Siehe auch allgemeine Vorbemerkungen in diesem Handbuch.
Massnahme:
Bei Fehlercode = 'GE' ist eine Fehlerbeseitigung dadurch
moeglich, dass man den Dialog mit PF11 beendet und
anschliessend wieder neu beginnt. In allen anderen
Faellen liegt ein schwerer Defekt der entsprechenden
Datenbank vor. Gegebenenfalls ist die Systemprogrammierung
um Rat zu fragen.
ASS0624
KEIN WEITERBLAETTERN MOEGLICH
Erklaerung:
Der aktuelle Satz ist an allererster bzw. an allerletzter
Position in der Datenbank, so dass ein Weiterblaettern mit
PF8 bzw. PF7 nicht sinnvoll ist.
Massnahme:
Mit der entsprechenden Taste PF7 bzw. PF8 in die
entgegengesetzte Richtung blaettern. Erscheint auch hier
diese Meldung, so ist ueberhaupt nur ein einziger Eintrag
zu einem gewaehlten Kriterium vorhanden.
ASS0625
AENDERUNG NICHT ERLAUBT
Erklaerung:
- Es wurde Aendern gewaehlt, obwohl die Verdichtungsstufe
noch nicht besteht bzw. inzwischen -vielleicht durch einen
anderen Anwender- geloescht wurde.
Massnahme:
- Ueber PF1 Neuanlagefunktion auswaehlen und neue
Verdichtungsstufe anlegen.
ASS0626
VERDICHTUNGSSTUFE NICHT GEFUNDEN
Erklaerung:
Fuer die bei B) eingegebene Verdichtungsstufennummer
besteht noch kein Eintrag in der Steuerungsdatenbank.
Massnahme:
Bei ausreichender Berechtigung kann ueber PF1 die
Neuaufnahme der Verdichtungsstufe angesteuert werden.
ASS0627
PASSWORT NICHT AUSREICHEND AUTORISIERT
Erklaerung:
Fuer die Ausfuehrung einer Neuanlage bzw.
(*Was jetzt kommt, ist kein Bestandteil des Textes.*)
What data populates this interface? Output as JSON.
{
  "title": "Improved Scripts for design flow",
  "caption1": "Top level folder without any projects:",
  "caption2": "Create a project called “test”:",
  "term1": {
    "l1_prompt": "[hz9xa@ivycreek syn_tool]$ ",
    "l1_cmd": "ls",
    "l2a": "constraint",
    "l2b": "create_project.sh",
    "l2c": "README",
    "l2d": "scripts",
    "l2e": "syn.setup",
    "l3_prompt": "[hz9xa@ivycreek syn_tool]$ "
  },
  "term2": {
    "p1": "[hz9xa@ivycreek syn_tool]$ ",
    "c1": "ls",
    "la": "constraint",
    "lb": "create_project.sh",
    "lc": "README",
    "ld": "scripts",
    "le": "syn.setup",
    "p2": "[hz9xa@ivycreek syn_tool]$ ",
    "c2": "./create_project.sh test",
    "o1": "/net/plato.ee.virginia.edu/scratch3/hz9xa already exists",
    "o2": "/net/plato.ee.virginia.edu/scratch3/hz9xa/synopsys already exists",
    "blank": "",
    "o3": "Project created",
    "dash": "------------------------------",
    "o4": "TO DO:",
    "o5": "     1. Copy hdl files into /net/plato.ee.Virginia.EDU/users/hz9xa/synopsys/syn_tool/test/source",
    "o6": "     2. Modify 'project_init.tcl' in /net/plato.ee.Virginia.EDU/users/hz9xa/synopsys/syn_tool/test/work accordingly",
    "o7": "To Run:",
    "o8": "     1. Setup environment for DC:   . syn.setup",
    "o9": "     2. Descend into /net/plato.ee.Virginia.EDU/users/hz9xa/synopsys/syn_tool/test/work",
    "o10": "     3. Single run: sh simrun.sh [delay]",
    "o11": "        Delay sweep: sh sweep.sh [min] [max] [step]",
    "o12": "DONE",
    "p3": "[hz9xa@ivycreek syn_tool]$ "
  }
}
Aenderung reicht
das gewaehlte Passwort nicht aus.
Massnahme:
Mit PF9 zurueck zum Auswahlbild und Passwort entsprechend
aendern, falls Sie die erforderliche Berechtigung besitzen.
ASS0629
NUR MAX. 98 SCHLUESSEL PRO AG ZULAESSIG
Erklaerung:
Im aktuellen Arbeitsgebiet ist die Systemgrenze von 98
verwendeten Schluesseln ueberschritten worden.
Massnahme:
Pruefen, welche Schluesselverwendungen abgebaut werden
sollen und so viele Verwendungen loeschen, bis bei
erneutem Ansteuern dieses Programmabschnitts die obige
Meldung nicht mehr erscheint.
ASS0641
FALSCHE FUNKTIONSTASTE
Erklaerung:
Die gedrueckte Funktionstaste ist in der aktuellen
Dialogsituation nicht zugelassen.
Massnahme:
Andere Eingabe vornehmen.
ASS0642
FALSCHE EINGABE
Erklaerung:
In der Befehlszeile ist hier nur DEL zulaessig. Bei den
uebrigen Feldern der Eingabemaske ist darauf zu achten,
dass sie entsprechend ihres Datentyps und ihrer
definierten Laenge korrekt bedient werden. Bei den
Schluesseln ist nur Blank, 0 oder 1 zulaessig, bei
VERD_ART formal eine Ziffer zwischen 0 und 5 oder Blank,
die Buchstaben A, B, C oder D bzw. W, X, Y oder Z. Bei
VERD_ORT kann formal eine Ziffer in dem Bereich 00 - 50
bzw. Blank auftreten. Daneben bestehen logische
Beziehungen unter den Eingabefeldern, die formal richtige
Eingaben ausschliessen. So ist es nicht moeglich, die
Verd_arten A, W oder 0 mit einer sequentiellen Datei zu
verbinden (Verd_ort <> Blank/00) oder den VERD_ORT
Blank/00 mit einer anderen Verd_art als 0/Blank, A oder W
zu kombinieren. Sind zu einer Verdichtungsstufe
Summensaetze vorhanden, so kann VERD_ART nur in
bestimmten Faellen geaendert werden:
Bei gewaehltem Masterpasswort wird jede formal richtige
Eingabe akzeptiert. In wieweit diese dann hinsichtlich der
bestehenden Daten sinnvoll ist, hat allein der Anwender zu
verantworten. Bei normaler Schreibberechtigung kann nur
eine aktive Verdichtungsstufe durch das vereinbarte
Eingabezeichen deaktiviert werden. Der umgekehrte Weg,
die Reaktivierung einer stillgelegten Verdichtungsstufe,
ist mit diesem Passwort nicht moeglich.
Massnahme:
Eingabe korrigieren und wiederholen.
ASS0643
DB-FEHLER .. IN SEGMENT ........ BEI OPCODE ....
Erklaerung:
Schwerer Fehler beim Zugriff auf eine der
Parameterdatenbanken. Die Fehlermeldung gibt Informationen
ueber den nach einer Datenbank-Transaktion
zurueckgegebenen Fehlercode, mit dem die Fehlerart
erschlossen werden kann. Dieser Code faellt natuerlich je
nach installiertem Datenbanktyp unterschiedlich aus und
muss dementsprechend auch analysiert werden. Ausserdem
erfaehrt man den Befehl, bei dem dieser schwere Fehler
aufgetreten ist und den Namen des betroffenen Segmentes.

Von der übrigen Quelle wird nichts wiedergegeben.